To help achieve this interdepartmental collaboration, the report calls for the state to create an Office of Healthcare Transformation to address issues that have in the past been handled by ad hoc committees established by the governor’s office. The entity could tackle complex efforts to improve Medicaid and the State Health Benefits Plan, which covers state workers, and establish and enforce statewide efficiency goals and other healthcare program targets.
This recommendation is one of several that mirror goals outlined in the New Jersey Health Care Quality Institute’s Medicaid 2.0, a blueprint for reform released nearly a year ago; Linda Schwimmer, the Quality Institute’s president and CEO, was also a chair of the healthcare transition team. It also stresses the need for a statewide database with insurance claims information to help policymakers identify trends and monitor costs — another issue favored by Schwimmer.
Addressing the opioid epidemic
The report also underscores the importance of addressing the state’s opioid epidemic, which killed more than 2,000 residents last year and became the top priority for former Gov. Chris Christie, a Republican. It calls for more education on the dangers of prescription drugs, expanding needle-exchange programs, investing in proven treatment programs, and organizing bulk purchases of overdose reversal agents like Narcan.

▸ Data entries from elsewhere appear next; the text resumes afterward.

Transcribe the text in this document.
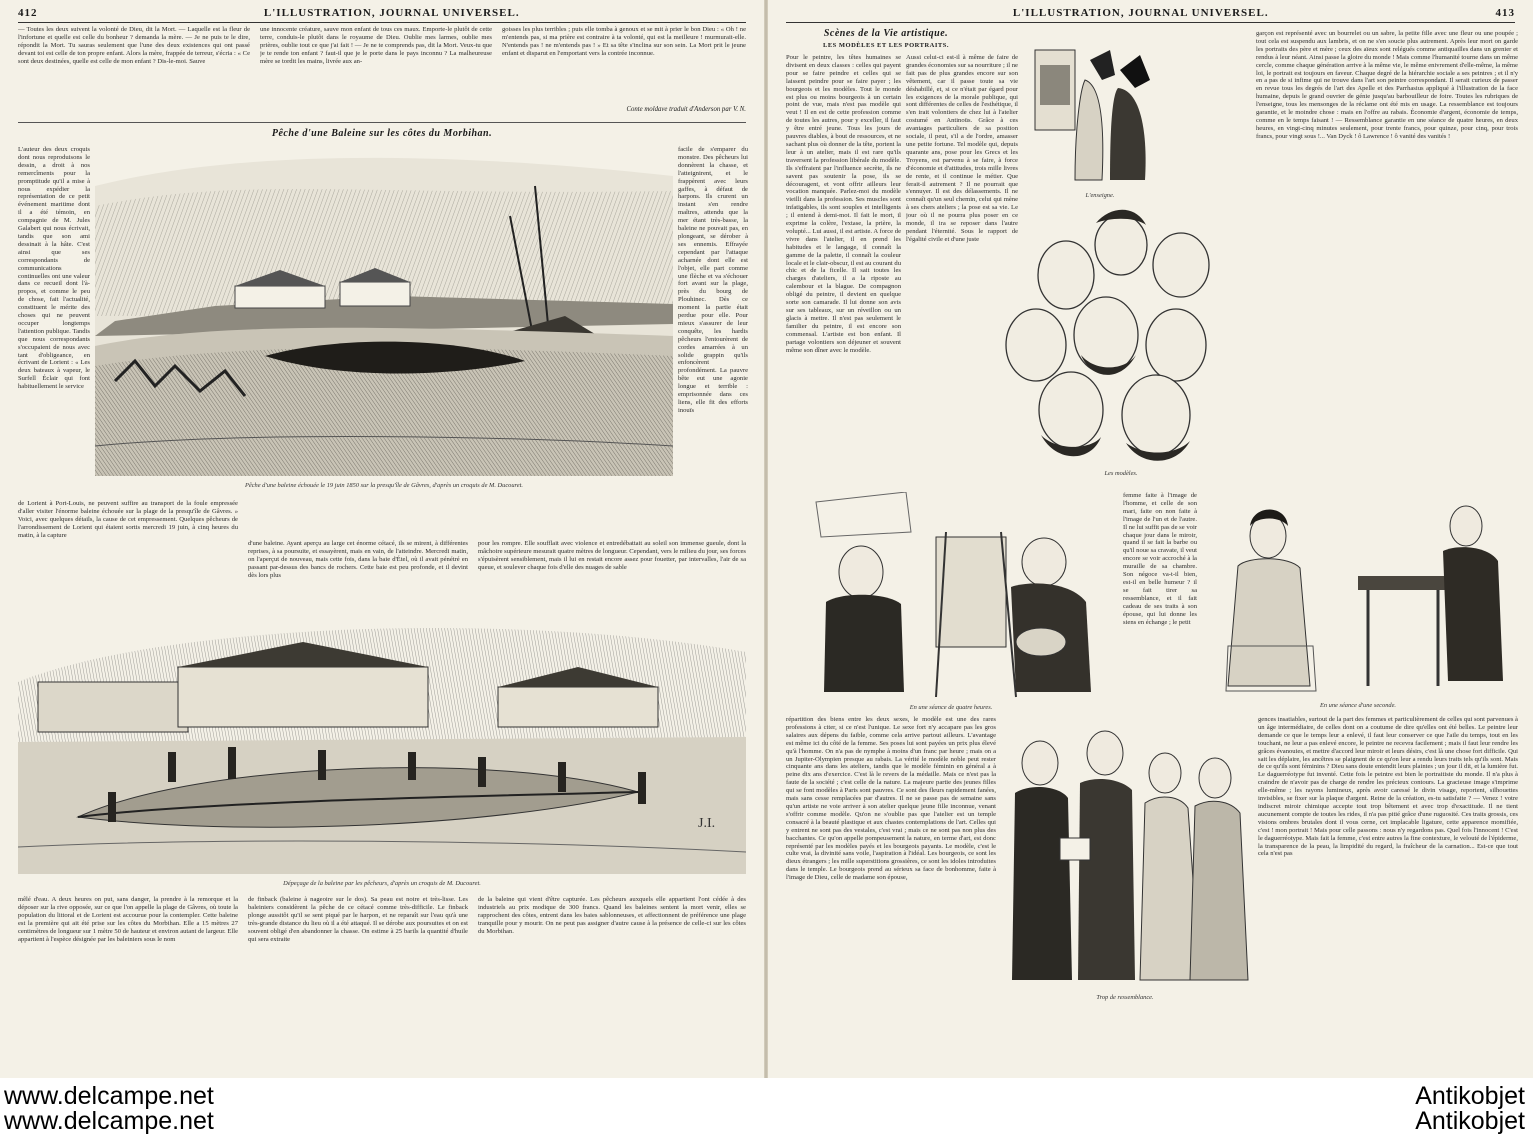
412	L'ILLUSTRATION, JOURNAL UNIVERSEL.
— Toutes les deux suivent la volonté de Dieu, dit la Mort. — Laquelle est la fleur de l'infortune et quelle est celle du bonheur ? demanda la mère. — Je ne puis te le dire, répondit la Mort. Tu sauras seulement que l'une des deux existences qui ont passé devant toi est celle de ton propre enfant. Alors la mère, frappée de terreur, s'écria : « Ce sont deux destinées, quelle est celle de mon enfant ? Dis-le-moi. Sauve
une innocente créature, sauve mon enfant de tous ces maux. Emporte-le plutôt de cette terre, conduis-le plutôt dans le royaume de Dieu. Oublie mes larmes, oublie mes prières, oublie tout ce que j'ai fait ! — Je ne te comprends pas, dit la Mort. Veux-tu que je te rende ton enfant ? faut-il que je le porte dans le pays inconnu ? La malheureuse mère se tordit les mains, livrée aux an-
goisses les plus terribles ; puis elle tomba à genoux et se mit à prier le bon Dieu : « Oh ! ne m'entends pas, si ma prière est contraire à ta volonté, qui est la meilleure ! murmurait-elle. N'entends pas ! ne m'entends pas ! » Et sa tête s'inclina sur son sein. La Mort prit le jeune enfant et disparut en l'emportant vers la contrée inconnue.
Conte moldave traduit d'Anderson par V. N.
Pêche d'une Baleine sur les côtes du Morbihan.
L'auteur des deux croquis dont nous reproduisons le dessin, a droit à nos remercîments pour la promptitude qu'il a mise à nous expédier la représentation de ce petit événement maritime dont il a été témoin, en compagnie de M. Jules Galabert qui nous écrivait, tandis que son ami dessinait à la hâte. C'est ainsi que ses correspondants de communications continuelles ont une valeur dans ce recueil dont l'à-propos, et comme le peu de chose, fait l'actualité, constituent le mérite des choses qui ne peuvent occuper longtemps l'attention publique. Tandis que nous correspondants s'occupaient de nous avec tant d'obligeance, en écrivant de Lorient : « Les deux bateaux à vapeur, le Surfell Éclair qui font habituellement le service
facile de s'emparer du monstre. Des pêcheurs lui donnèrent la chasse, et l'atteignirent, et le frappèrent avec leurs gaffes, à défaut de harpons. Ils crurent un instant s'en rendre maîtres, attendu que la mer étant très-basse, la baleine ne pouvait pas, en plongeant, se dérober à ses ennemis. Effrayée cependant par l'attaque acharnée dont elle est l'objet, elle part comme une flèche et va s'échouer fort avant sur la plage, près du bourg de Plouhinec. Dès ce moment la partie était perdue pour elle. Pour mieux s'assurer de leur conquête, les hardis pêcheurs l'entourèrent de cordes amarrées à un solide grappin qu'ils enfoncèrent profondément. La pauvre bête eut une agonie longue et terrible : emprisonnée dans ces liens, elle fit des efforts inouïs
Pêche d'une baleine échouée le 19 juin 1850 sur la presqu'île de Gâvres, d'après un croquis de M. Ducouret.
de Lorient à Port-Louis, ne peuvent suffire au transport de la foule empressée d'aller visiter l'énorme baleine échouée sur la plage de la presqu'île de Gâvres. » Voici, avec quelques détails, la cause de cet empressement. Quelques pêcheurs de l'arrondissement de Lorient qui étaient sortis mercredi 19 juin, à cinq heures du matin, à la capture
d'une baleine. Ayant aperçu au large cet énorme cétacé, ils se mirent, à différentes reprises, à sa poursuite, et essayèrent, mais en vain, de l'atteindre. Mercredi matin, on l'aperçut de nouveau, mais cette fois, dans la baie d'Étel, où il avait pénétré en passant par-dessus des bancs de rochers. Cette baie est peu profonde, et il devint dès lors plus
pour les rompre. Elle soufflait avec violence et entredébattait au soleil son immense gueule, dont la mâchoire supérieure mesurait quatre mètres de longueur. Cependant, vers le milieu du jour, ses forces s'épuisèrent sensiblement, mais il lui en restait encore assez pour fouetter, par intervalles, l'air de sa queue, et soulever chaque fois d'elle des nuages de sable
J.I.
Dépeçage de la baleine par les pêcheurs, d'après un croquis de M. Ducouret.
mêlé d'eau. A deux heures on put, sans danger, la prendre à la remorque et la déposer sur la rive opposée, sur ce que l'on appelle la plage de Gâvres, où toute la population du littoral et de Lorient est accourue pour la contempler. Cette baleine est la première qui ait été prise sur les côtes du Morbihan. Elle a 15 mètres 27 centimètres de longueur sur 1 mètre 50 de hauteur et environ autant de largeur. Elle appartient à l'espèce désignée par les baleiniers sous le nom
de finback (baleine à nageoire sur le dos). Sa peau est noire et très-lisse. Les baleiniers considèrent la pêche de ce cétacé comme très-difficile. Le finback plonge aussitôt qu'il se sent piqué par le harpon, et ne reparaît sur l'eau qu'à une très-grande distance du lieu où il a été attaqué. Il se dérobe aux poursuites et on est souvent obligé d'en abandonner la chasse. On estime à 25 barils la quantité d'huile qui sera extraite
de la baleine qui vient d'être capturée. Les pêcheurs auxquels elle appartient l'ont cédée à des industriels au prix modique de 300 francs. Quand les baleines sentent la mort venir, elles se rapprochent des côtes, entrent dans les baies sablonneuses, et affectionnent de préférence une plage tranquille pour y mourir. On ne peut pas assigner d'autre cause à la présence de celle-ci sur les côtes du Morbihan.
L'ILLUSTRATION, JOURNAL UNIVERSEL.	413
Scènes de la Vie artistique.
LES MODÈLES ET LES PORTRAITS.
Pour le peintre, les têtes humaines se divisent en deux classes : celles qui payent pour se faire peindre et celles qui se laissent peindre pour se faire payer ; les bourgeois et les modèles. Tout le monde est plus ou moins bourgeois à un certain point de vue, mais n'est pas modèle qui veut ! Il en est de cette profession comme de toutes les autres, pour y exceller, il faut y être entré jeune. Tous les jours de pauvres diables, à bout de ressources, et ne sachant plus où donner de la tête, portent la leur à un atelier, mais il est rare qu'ils traversent la profession libérale du modèle. Ils s'effraient par l'influence secrète, ils ne savent pas soutenir la pose, ils se découragent, et vont offrir ailleurs leur vocation manquée. Parlez-moi du modèle vieilli dans la profession. Ses muscles sont infatigables, ils sont souples et intelligents ; il entend à demi-mot. Il fait le mort, il exprime la colère, l'extase, la prière, la volupté... Lui aussi, il est artiste. A force de vivre dans l'atelier, il en prend les habitudes et le langage, il connaît la gamme de la palette, il connaît la couleur locale et le clair-obscur, il est au courant du chic et de la ficelle. Il sait toutes les charges d'ateliers, il a la riposte au calembour et la blague. De compagnon obligé du peintre, il devient en quelque sorte son camarade. Il lui donne son avis sur ses tableaux, sur un réveillon ou un glacis à mettre. Il n'est pas seulement le familier du peintre, il est encore son commensal. L'artiste est bon enfant. Il partage volontiers son déjeuner et souvent même son dîner avec le modèle.
Aussi celui-ci est-il à même de faire de grandes économies sur sa nourriture ; il ne fait pas de plus grandes encore sur son vêtement, car il passe toute sa vie déshabillé, et, si ce n'était par égard pour les exigences de la morale publique, qui sont différentes de celles de l'esthétique, il s'en irait volontiers de chez lui à l'atelier costumé en Antinoüs. Grâce à ces avantages particuliers de sa position sociale, il peut, s'il a de l'ordre, amasser une petite fortune. Tel modèle qui, depuis quarante ans, pose pour les Grecs et les Troyens, est parvenu à se faire, à force d'économie et d'attitudes, trois mille livres de rente, et il continue le métier. Que ferait-il autrement ? Il ne pourrait que s'ennuyer. Il est des délassements. Il ne connaît qu'un seul chemin, celui qui mène à ses chers ateliers ; la pose est sa vie. Le jour où il ne pourra plus poser en ce monde, il ira se reposer dans l'autre pendant l'éternité. Sous le rapport de l'égalité civile et d'une juste
L'enseigne.
Les modèles.
garçon est représenté avec un bourrelet ou un sabre, la petite fille avec une fleur ou une poupée ; tout cela est suspendu aux lambris, et on ne s'en soucie plus autrement. Après leur mort on garde les portraits des père et mère ; ceux des aïeux sont relégués comme antiquailles dans un grenier et rendus à leur néant. Ainsi passe la gloire du monde ! Mais comme l'humanité tourne dans un même cercle, comme chaque génération arrive à la même vie, le même enivrement d'elle-même, la même loi, le portrait est toujours en faveur. Chaque degré de la hiérarchie sociale a ses peintres ; et il n'y en a pas de si infime qui ne trouve dans l'art son peintre correspondant. Il serait curieux de passer en revue tous les degrés de l'art des Apelle et des Parrhasius appliqué à l'illustration de la face humaine, depuis le grand ouvrier de génie jusqu'au barbouilleur de foire. Toutes les rubriques de l'enseigne, tous les mensonges de la réclame ont été mis en usage. La ressemblance est toujours garantie, et le moindre chose : mais en l'offre au rabais. Économie d'argent, économie de temps, comme en le temps faisant ! — Ressemblance garantie en une séance de quatre heures, en deux heures, en vingt-cinq minutes seulement, pour trente francs, pour quinze, pour cinq, pour trois francs, pour vingt sous !... Van Dyck ! ô Lawrence ! ô vanité des vanités !
En une séance de quatre heures.
femme faite à l'image de l'homme, et celle de son mari, faite on non faite à l'image de l'un et de l'autre. Il ne lui suffit pas de se voir chaque jour dans le miroir, quand il se fait la barbe ou qu'il noue sa cravate, il veut encore se voir accroché à la muraille de sa chambre. Son négoce va-t-il bien, est-il en belle humeur ? il se fait tirer sa ressemblance, et il fait cadeau de ses traits à son épouse, qui lui donne les siens en échange ; le petit
En une séance d'une seconde.
répartition des biens entre les deux sexes, le modèle est une des rares professions à citer, si ce n'est l'unique. Le sexe fort n'y accapare pas les gros salaires aux dépens du faible, comme cela arrive partout ailleurs. L'avantage est même ici du côté de la femme. Ses poses lui sont payées un prix plus élevé qu'à l'homme. On n'a pas de nymphe à moins d'un franc par heure ; mais on a un Jupiter-Olympien presque au rabais. La vérité le modèle noble peut rester cinquante ans dans les ateliers, tandis que le modèle féminin en général a à peine dix ans d'exercice. C'est là le revers de la médaille. Mais ce n'est pas la faute de la société ; c'est celle de la nature. La majeure partie des jeunes filles qui se font modèles à Paris sont pauvres. Ce sont des fleurs rapidement fanées, mais sans cesse remplacées par d'autres. Il ne se passe pas de semaine sans qu'un artiste ne voie arriver à son atelier quelque jeune fille inconnue, venant s'offrir comme modèle. Qu'on ne s'oublie pas que l'atelier est un temple consacré à la beauté plastique et aux chastes contemplations de l'art. Celles qui y entrent ne sont pas des vestales, c'est vrai ; mais ce ne sont pas non plus des bacchantes. Ce qu'on appelle pompeusement la nature, en terme d'art, est donc représenté par les modèles payés et les bourgeois payants. Le modèle, c'est le culte vrai, la divinité sans voile, l'aspiration à l'idéal. Les bourgeois, ce sont les dieux étrangers ; les mille superstitions grossières, ce sont les idoles introduites dans le temple. Le bourgeois prend au sérieux sa face de bonhomme, faite à l'image de Dieu, celle de madame son épouse,
Trop de ressemblance.
gences insatiables, surtout de la part des femmes et particulièrement de celles qui sont parvenues à un âge intermédiaire, de celles dont on a coutume de dire qu'elles ont été belles. Le peintre leur demande ce que le temps leur a enlevé, il faut leur conserver ce que l'aile du temps, tout en les touchant, ne leur a pas enlevé encore, le peintre ne recevra facilement ; mais il faut leur rendre les grâces évanouies, et mettre d'accord leur miroir et leurs désirs, c'est là une chose fort difficile. Qui sait les déplaire, les ancêtres se plaignent de ce qu'on leur a rendu leurs traits tels qu'ils sont. Mais de ce qu'ils sont féminins ? Dieu sans doute entendit leurs plaintes ; un jour il dit, et la lumière fut. Le daguerréotype fut inventé. Cette fois le peintre est bien le portraitiste du monde. Il n'a plus à craindre de n'avoir pas de charge de rendre les précieux contours. La gracieuse image s'imprime elle-même ; les rayons lumineux, après avoir caressé le divin visage, reportent, silhouettes invisibles, se fixer sur la plaque d'argent. Reine de la création, es-tu satisfaite ? — Venez ! votre indiscret miroir chimique accepte tout trop bêtement et avec trop d'exactitude. Il ne tient aucunement compte de toutes les rides, il n'a pas pitié grâce d'une ruguosité. Ces traits grossis, ces visions ombres brutales dont il vous cerne, cet implacable ligature, cette apparence momifiée, c'est ! mon portrait ! Mais pour celle passons : nous n'y regardons pas. Quel fois l'innocent ! C'est le daguerréotype. Mais fait la femme, c'est entre autres la fine contexture, le velouté de l'épiderme, la transparence de la peau, la limpidité du regard, la fraîcheur de la carnation... Est-ce que tout cela n'est pas
www.delcampe.net	Antikobjet
www.delcampe.net	Antikobjet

In addition, the report’s authors stress the need to better integrate mental health and addiction care — many patients are impacted by multiple diagnoses — and also coordinate these treatments with physical medical services. “New Jersey’s regulatory systems unnecessarily frustrate the implementation of integrated clinical care, leading to shortage of appropriate care for those in crisis, and for those whom crisis could be avoided,” it states.
The recommendations would build on efforts by Christie to improve services by reshuffling state oversight, calling for state officials to meet with advocates within the first 100 days. Within six months, they should clear a backlog of applications from providers seeking to integrate care programs, establish a working group to discuss reimbursement rates, and initiate efforts to create an up-to-date directory of treatment services.

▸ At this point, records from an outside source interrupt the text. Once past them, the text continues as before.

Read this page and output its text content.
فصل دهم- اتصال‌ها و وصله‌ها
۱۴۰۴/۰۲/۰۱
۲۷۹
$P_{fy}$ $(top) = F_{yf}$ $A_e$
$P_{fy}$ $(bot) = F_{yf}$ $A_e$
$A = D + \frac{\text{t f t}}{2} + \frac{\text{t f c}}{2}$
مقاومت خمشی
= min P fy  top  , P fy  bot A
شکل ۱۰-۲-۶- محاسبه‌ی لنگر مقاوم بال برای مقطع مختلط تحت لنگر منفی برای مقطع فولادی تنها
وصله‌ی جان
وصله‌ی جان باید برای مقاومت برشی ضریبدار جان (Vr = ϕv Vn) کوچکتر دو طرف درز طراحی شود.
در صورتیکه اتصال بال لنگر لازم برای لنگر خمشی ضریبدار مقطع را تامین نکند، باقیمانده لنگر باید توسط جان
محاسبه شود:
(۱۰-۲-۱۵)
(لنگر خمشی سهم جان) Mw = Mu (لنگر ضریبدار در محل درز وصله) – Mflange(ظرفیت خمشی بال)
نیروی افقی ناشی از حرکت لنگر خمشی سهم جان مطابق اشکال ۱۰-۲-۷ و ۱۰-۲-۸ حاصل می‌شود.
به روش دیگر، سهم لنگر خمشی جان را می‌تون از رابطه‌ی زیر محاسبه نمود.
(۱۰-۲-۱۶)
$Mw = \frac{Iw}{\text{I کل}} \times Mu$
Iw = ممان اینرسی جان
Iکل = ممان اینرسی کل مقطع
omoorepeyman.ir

Much of the report addresses strategies to expand enrollment in the state’s Medicaid program, which now insures some 1.8 million people, including nearly 500,000 who joined as a result of the ACA expansion. In his first week in office, Murphy signed an executive order calling on state agencies to study how they can promote and publicize access to these subsidized programs.
It also recommends the use of best-practice methods, especially to improve maternal care — an area in which New Jersey has fallen behind other states, in a country that significantly lags other western nations. The racial disparity in maternal death rates is among the worst in the nation, the report notes.

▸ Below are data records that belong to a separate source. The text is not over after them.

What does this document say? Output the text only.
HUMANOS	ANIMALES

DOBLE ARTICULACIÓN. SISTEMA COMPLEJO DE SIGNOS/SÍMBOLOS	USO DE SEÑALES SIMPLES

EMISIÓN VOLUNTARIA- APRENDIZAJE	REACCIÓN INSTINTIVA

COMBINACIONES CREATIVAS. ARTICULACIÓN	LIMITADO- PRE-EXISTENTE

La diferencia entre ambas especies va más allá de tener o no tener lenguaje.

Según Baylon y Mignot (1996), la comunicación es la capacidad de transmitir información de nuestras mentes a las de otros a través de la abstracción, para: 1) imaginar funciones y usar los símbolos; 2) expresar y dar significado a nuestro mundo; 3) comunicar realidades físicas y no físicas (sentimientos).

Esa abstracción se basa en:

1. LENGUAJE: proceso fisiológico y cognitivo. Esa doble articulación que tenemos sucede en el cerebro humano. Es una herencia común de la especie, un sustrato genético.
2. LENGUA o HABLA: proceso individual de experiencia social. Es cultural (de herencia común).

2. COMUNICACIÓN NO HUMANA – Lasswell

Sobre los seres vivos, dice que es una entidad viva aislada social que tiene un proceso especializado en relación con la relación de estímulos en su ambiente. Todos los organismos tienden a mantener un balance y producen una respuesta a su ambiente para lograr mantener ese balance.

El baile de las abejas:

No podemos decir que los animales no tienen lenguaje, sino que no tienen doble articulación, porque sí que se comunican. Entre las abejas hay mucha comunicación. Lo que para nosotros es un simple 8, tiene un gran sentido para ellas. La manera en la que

Medicaid pays for 42 percent of the births in the state and low-cost changes, like expanding prenatal care and codifying clinical practices, can go a long way toward improving outcomes, the authors stress.
Other efficiencies can come from better documenting and coordinating end-of-life care — Medicaid also funds 65 percent of nursing home care, which isn’t covered by Medicare, and advanced planning can significantly reduce costs at this stage. The transition team urged Murphy to build on the state’s existing efforts to institute a comprehensive program to track residents’ wishes for final treatments.
The report also calls for the state to review its Medicaid managed-care contracts, which cost the state billions each year, improve provider oversight, and consolidate all pharmaceutical purchases within one office; the state now spends $2 billion annually, after rebates, on drugs for Medicaid patients and government workers.